[photopress:room.jpg,full,alignright]The continued growth of the Chinese tourist market increases the need for budget hotels. And this has given the budget hotel groups the confidence to spread abroad.
On August 22, Shanghai-based Jinjiang Inn, one of main domestic budget hotel players, announced its first overseas hotel would probably be in St. Petersburg. It will be the first Chinese budget hotel group to open overseas.
In China the competition between the two big players Jinjiang and Home is fierce. Jinjiang Inn is a subsidiary of local hotel giant, the Jinjiang Group. It now has 139 outlets. Two years ago it announced it would open 200 hotels in three to five years. That rate seems to have been speeded up considerably.
Another domestic budget brand, Home Inn, now has 150-plus hotels in over 40 Chinese cities. Home Inn is being jointly developed by Ctrip.com and the Capital Tourism Group. Ctrip.com is China’s biggest online travel agency. Home Inn says it plans to have a total of 180 hotels by the end of this year.
Motel 168 has also expanded its network and now has 21 hotels.
But it is not just domestic brands. The Chinese market is also attracting the attention of foreign hotel groups. The new Super 8 Xiamen hotel is the 42nd in China positioned in 24 Chinese cities with nearly double that planned. International hotel giant, Accor — technically the largest in the world with Novotel, Ibis and others appearing under it flag — currently operates four Ibis budget hotels in China. Ibis plans to increase its Chinese network to 50 by the end of 2008.

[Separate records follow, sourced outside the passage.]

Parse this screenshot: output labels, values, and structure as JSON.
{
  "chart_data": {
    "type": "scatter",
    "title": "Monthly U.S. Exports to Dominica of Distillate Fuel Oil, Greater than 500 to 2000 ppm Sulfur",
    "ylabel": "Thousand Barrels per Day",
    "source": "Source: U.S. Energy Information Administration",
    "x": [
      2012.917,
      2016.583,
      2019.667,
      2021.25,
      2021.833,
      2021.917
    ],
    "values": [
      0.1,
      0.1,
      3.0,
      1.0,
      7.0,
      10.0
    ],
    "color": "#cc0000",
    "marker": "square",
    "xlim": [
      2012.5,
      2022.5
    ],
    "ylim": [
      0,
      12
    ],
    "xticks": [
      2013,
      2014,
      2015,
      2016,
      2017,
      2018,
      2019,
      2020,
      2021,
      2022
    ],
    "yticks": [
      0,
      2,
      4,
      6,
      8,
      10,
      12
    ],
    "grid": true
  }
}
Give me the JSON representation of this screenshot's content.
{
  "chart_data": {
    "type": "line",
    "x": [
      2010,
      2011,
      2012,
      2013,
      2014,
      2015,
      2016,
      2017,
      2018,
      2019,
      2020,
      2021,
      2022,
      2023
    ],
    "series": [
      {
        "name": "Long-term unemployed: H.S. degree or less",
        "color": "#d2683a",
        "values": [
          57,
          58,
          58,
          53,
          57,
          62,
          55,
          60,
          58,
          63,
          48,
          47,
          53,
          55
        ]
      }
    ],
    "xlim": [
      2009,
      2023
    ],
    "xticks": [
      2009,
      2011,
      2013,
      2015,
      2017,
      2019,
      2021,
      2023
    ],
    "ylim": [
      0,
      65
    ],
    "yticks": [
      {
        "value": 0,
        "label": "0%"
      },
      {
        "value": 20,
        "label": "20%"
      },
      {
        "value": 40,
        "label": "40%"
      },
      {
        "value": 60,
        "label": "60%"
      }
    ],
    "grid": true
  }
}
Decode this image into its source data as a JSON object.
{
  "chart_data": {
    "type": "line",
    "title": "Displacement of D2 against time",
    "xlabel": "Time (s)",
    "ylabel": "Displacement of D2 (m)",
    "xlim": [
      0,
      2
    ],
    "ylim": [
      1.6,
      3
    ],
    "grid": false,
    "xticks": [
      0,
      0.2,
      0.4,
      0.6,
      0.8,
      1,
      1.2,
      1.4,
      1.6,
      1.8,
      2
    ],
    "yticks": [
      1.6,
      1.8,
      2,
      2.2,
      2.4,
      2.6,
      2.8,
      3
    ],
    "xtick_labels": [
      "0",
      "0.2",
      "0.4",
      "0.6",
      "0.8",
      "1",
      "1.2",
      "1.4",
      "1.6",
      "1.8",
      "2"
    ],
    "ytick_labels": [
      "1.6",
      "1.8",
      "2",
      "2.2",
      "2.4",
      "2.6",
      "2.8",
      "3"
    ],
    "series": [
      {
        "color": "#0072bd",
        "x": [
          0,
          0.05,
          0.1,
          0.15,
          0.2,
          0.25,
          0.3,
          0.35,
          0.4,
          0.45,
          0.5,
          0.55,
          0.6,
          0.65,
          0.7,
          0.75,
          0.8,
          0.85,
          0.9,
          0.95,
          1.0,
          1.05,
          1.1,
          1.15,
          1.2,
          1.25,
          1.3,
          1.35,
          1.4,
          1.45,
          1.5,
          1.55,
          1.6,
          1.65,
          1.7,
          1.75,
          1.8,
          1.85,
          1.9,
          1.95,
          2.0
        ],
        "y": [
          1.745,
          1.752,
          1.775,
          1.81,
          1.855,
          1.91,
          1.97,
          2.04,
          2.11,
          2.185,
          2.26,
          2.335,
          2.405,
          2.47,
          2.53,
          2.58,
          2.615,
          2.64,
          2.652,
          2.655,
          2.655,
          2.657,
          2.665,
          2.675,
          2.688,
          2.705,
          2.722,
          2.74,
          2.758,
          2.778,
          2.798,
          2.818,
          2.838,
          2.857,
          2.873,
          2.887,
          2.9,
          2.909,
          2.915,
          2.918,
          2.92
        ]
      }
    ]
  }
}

There is obiously the risk of over-extension. At the Fuzimiao (Confucius Temple), a wonderfully scenic area in east China’s Nanjing City, 50 budget hotels have gone into operation in the past year. In Zhenzhou, capital of central China’s Henan Province, two dozen budget hotels have opened in the last 15 months. Some hotel operators are already complaining income cannot offset the increased running expenses after becoming part of a hotel chain brand.